これが木じゃなくて人だったらぶち殺してバラバラにしたようなもんだ。

そして、さらにそれを火葬するために保管しておく。

……おっさん外道じゃね?

ま、木だし。

いちいち気にしてたら飯も食えなくなるから、あまり感情移入しすぎるものじゃないよね。
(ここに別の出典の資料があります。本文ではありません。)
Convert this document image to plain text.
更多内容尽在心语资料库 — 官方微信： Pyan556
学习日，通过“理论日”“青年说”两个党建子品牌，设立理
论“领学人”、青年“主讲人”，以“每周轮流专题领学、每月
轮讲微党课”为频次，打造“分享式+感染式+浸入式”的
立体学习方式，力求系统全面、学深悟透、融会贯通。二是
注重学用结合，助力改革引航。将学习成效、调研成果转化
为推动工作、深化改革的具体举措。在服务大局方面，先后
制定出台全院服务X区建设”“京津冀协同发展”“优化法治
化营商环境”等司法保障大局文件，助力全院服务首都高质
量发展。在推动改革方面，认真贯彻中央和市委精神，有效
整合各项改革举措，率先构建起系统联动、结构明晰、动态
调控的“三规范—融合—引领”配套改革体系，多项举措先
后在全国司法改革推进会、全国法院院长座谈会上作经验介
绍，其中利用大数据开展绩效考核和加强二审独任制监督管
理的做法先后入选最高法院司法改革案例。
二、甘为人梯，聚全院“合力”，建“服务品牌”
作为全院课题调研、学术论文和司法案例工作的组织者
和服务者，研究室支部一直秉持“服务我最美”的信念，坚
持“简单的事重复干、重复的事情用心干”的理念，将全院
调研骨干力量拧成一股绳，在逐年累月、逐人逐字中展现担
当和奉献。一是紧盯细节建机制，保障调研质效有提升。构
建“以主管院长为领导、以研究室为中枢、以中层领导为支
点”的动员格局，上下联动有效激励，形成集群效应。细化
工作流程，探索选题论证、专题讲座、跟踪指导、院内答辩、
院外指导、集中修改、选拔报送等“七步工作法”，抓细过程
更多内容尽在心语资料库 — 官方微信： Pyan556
人型に戻って切った木を紐で束ねていき、隠し部屋の空いてる場所へと置いていく。

運んでみるとそれなりの量があったが、いざ備蓄分と比べるとおっさんの作った薪の量は微々たるものだった。

ジーナはこれを一人で用意したのだろうか。

もしかしたらまだ見ぬリリーの実父がセコセコシコシコと用意したのかもしれない。

どちらにせよ関係ないことか。

積んである薪を両手に抱え込み、住居の中へと持って行くことにする。


しかし、ここで予想外の出来事が起こってしまう。


隠し部屋から出て住居に戻っている時、いきなりおっさんの抱える薪が燃えだしたのだ。


「あつっ!」


慌てて薪を放り投げる。

一体何が起こったのか。いやいや、何が起こったのかは抱え込んだ薪が燃えたということでファイナルアンサーなのだが、どうして燃えたんだ?

自然発火とかだったら逆に不自然極まりない。


その答えはすぐに分かることになった。

なぜなら原因の方から話し掛けて来たからだ。


「外してしまいましたわ」


そこに居たのは以前おっさんを殺そうとしたツインテールの貧乳だった。

確か名前は……忘れた。とにかく貧乳の少女だった。